The country's exported goods and services are estimated over $105 billion every year. Thailand is the world's biggest exporter of rice, while textiles, footwear, electrical goods, cars, computers, rubber and jewellery contribute significantly.

Relying heavily on exports, Thailand has a Gross Domestic Product of $627 billion per annum, classifying it as the second largest economy in Southeast Asia, after Indonesia.

Thailand has an estimated labour force of 39 million, with the vast majority working in the agricultural and tourism sectors.


With an average national temperature of 27.7 °C, Thailand has a tropical climate that is characterised by heat, humidity and rainy seasons. Traditionally, the cool dry winter runs from November to February, the dry hot season runs from March to June and the rainy hot season from July to October.

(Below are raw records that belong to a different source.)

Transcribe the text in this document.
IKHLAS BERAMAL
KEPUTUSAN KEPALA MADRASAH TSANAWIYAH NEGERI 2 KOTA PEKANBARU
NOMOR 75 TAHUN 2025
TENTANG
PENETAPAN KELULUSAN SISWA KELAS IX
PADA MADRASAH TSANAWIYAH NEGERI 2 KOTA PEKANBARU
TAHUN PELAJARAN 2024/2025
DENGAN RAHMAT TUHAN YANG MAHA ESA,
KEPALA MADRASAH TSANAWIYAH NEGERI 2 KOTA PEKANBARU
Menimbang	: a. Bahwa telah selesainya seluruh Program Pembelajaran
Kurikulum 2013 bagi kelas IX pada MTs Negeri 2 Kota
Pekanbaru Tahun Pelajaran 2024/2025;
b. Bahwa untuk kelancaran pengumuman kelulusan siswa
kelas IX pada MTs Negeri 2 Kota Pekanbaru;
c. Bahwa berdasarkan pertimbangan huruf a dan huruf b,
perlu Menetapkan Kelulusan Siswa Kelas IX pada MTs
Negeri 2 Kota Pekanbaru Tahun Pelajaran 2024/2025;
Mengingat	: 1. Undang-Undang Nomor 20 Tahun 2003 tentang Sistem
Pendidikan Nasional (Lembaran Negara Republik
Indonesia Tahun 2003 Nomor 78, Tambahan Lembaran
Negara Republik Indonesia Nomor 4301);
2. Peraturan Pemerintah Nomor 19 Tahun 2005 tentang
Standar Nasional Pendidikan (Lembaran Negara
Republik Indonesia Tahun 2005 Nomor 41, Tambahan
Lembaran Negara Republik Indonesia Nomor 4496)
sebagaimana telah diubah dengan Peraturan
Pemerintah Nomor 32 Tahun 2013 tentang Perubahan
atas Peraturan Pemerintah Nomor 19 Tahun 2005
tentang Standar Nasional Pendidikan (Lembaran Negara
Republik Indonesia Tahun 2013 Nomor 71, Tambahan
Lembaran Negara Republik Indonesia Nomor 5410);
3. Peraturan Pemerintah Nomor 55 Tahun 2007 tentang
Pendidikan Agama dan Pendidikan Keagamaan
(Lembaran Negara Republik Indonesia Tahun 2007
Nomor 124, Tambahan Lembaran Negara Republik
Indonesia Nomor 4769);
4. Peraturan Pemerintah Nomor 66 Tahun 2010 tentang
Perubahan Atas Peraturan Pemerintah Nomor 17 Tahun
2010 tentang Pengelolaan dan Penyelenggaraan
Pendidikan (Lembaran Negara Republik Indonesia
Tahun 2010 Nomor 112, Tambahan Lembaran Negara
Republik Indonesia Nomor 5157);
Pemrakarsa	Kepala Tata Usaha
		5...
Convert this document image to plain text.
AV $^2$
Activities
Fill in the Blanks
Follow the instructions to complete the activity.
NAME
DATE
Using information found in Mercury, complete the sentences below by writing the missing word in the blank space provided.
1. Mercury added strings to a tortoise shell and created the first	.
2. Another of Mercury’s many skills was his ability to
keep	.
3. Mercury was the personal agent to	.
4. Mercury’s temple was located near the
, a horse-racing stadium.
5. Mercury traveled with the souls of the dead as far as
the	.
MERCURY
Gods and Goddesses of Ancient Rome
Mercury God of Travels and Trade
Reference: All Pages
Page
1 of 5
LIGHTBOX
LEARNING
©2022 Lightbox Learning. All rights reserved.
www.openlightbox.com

March to May are the hottest and most humid time of the year, where maximum temperatures can range between 33°C in Phuket in the south, to 43°C in Bangkok, in the centre of the country.

  • For a temperature and rain chart for Chiang Mai, Phuket and Bangkok: Click here


Due to ongoing political unrest, governments have issued travel warnings about certain areas of Thailand. Up to date information about hostile and potentially dangerous situations can be found on government websites:


Traditionally Thailand has been a prime destination for migrant workers due to the growing economy. Officially Thailand has an immigrant population of just over one million people. However, it is estimated that over 500,000 more people could be working in the country illegally.

Thailand has also seen a significant number of asylum seekers and refugees settle in the country.


Tourism in Thailand makes up about six percent of the economy. In 2007 Thailand was the world's 18th most visited country, with 14.5 million visitors spending an average of just over nine days in the country, and contributing approximately €11 billion to the economy.

Well-known tourist destinations such as Pattaya, Bangkok, Phuket, Chiang Mai and Ko Samui have all contributed to attracting foreign visitors to the country.